Improving Methods for Dealing with Missing Data in Drug Use and Addiction Research: The Use of Later-Retrieval in Ecological Momentary Assessment - Project Summary/Abstract
The proposed K01 Mentored Research Scientist Development Award will prepare Manshu Yang, Ph.D. to
become an independent researcher in developing cutting-edge and practical statistical methodology to address
the timely issue of missing data in drug use and addiction (DUA) research. Dr. Yang is currently an Assistant
Professor of Quantitative Health Psychology at the University of Rhode Island. The outlined proposal builds
upon her training and research experience in statistics and psychology and will facilitate her path to become a
scholar dedicated to bridging state-of-the-art methodologies and substantive theory to advance knowledge of
DUA etiology and intervention strategies. DUA has a myriad of deleterious impacts and continues to raise
public health concerns in the US. In the past two decades, ecological momentary assessment (EMA) has been
increasingly used to help researchers understand the influence of psychosocial and contextual factors on
substance use in the real world and nearly in real time, so that more efficacious interventions can be
developed accordingly. However, along with the opportunity of using EMA comes a significant methodological
challenge: missing responses are inevitable, often substantial, and not properly handled in data analysis,
hence significantly increasing researchers’ risks of reaching incorrect conclusions and developing ineffective or
even unsafe interventions. Current methods cannot address all the unique methodological challenges in DUA
EMA studies due to their complex missing data patterns and untestable missing data assumptions. On the
other hand, EMA brings a unique opportunity to address these challenges by re-prompting participants shortly
after they missed an EMA survey to retrieve their data. Such later-retrieved data are readily available from
existing data (e.g., morning reports capturing missed DUA consequences in the prior day) or can be easily
added to an automated EMA system without altering EMA schedule.

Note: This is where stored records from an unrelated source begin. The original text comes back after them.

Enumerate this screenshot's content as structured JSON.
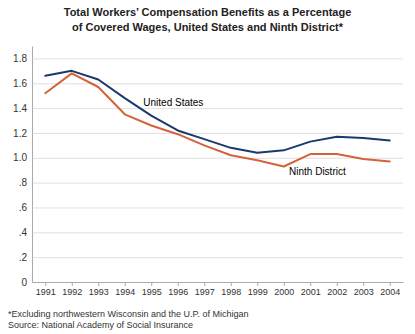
{
  "chart_data": {
    "type": "line",
    "title": "Total Workers’ Compensation Benefits as a Percentage",
    "subtitle": "of Covered Wages, United States and Ninth District*",
    "footnotes": [
      "*Excluding northwestern Wisconsin and the U.P. of Michigan",
      "Source: National Academy of Social Insurance"
    ],
    "x": [
      1991,
      1992,
      1993,
      1994,
      1995,
      1996,
      1997,
      1998,
      1999,
      2000,
      2001,
      2002,
      2003,
      2004
    ],
    "series": [
      {
        "color": "#1a3a6b",
        "values": [
          1.66,
          1.7,
          1.63,
          1.48,
          1.34,
          1.22,
          1.15,
          1.08,
          1.04,
          1.06,
          1.13,
          1.17,
          1.16,
          1.14
        ]
      },
      {
        "color": "#d4623a",
        "values": [
          1.52,
          1.68,
          1.57,
          1.35,
          1.26,
          1.19,
          1.1,
          1.02,
          0.98,
          0.93,
          1.03,
          1.03,
          0.99,
          0.97
        ]
      }
    ],
    "annotations": [
      {
        "text": "United States",
        "x": 1994.7,
        "y": 1.42
      },
      {
        "text": "Ninth District",
        "x": 2000.2,
        "y": 0.865
      }
    ],
    "xlim": [
      1990.5,
      2004.5
    ],
    "xticks": [
      1991,
      1992,
      1993,
      1994,
      1995,
      1996,
      1997,
      1998,
      1999,
      2000,
      2001,
      2002,
      2003,
      2004
    ],
    "ylim": [
      0,
      1.9
    ],
    "yticks": [
      0,
      {
        "value": 0.2,
        "label": ".2"
      },
      {
        "value": 0.4,
        "label": ".4"
      },
      {
        "value": 0.6,
        "label": ".6"
      },
      {
        "value": 0.8,
        "label": ".8"
      },
      {
        "value": 1.0,
        "label": "1.0"
      },
      1.2,
      1.4,
      1.6,
      1.8
    ],
    "grid": true
  }
}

The outlined proposal includes a
comprehensive mentorship and didactic plan to support Dr. Yang’s career development and advance her
knowledge and skills in DUA etiology/intervention, EMA design, data management, and analysis, Bayesian
missing data analysis, and statistical programming. Specifically, the aims of the proposed research study are
(1) to use all available data (initially observed and later retrieved) to characterize missing data mechanisms in
DUA EMA, (2) to develop a novel Bayesian method for handling missing data and making valid inference on
DUA etiology, (3) to develop a Bayesian sensitivity analysis method to test the robustness of findings to
possible departures from missing data assumptions. The proposed study will investigate missing data issues
and develop analysis methods using empirical EMA datasets from three NIDA-funded projects and computer-
simulated data in a cost-effective way. Statistical methods developed from the study will greatly help
researchers elucidate the real-world mechanisms of DUA and develop tailored, effective interventions.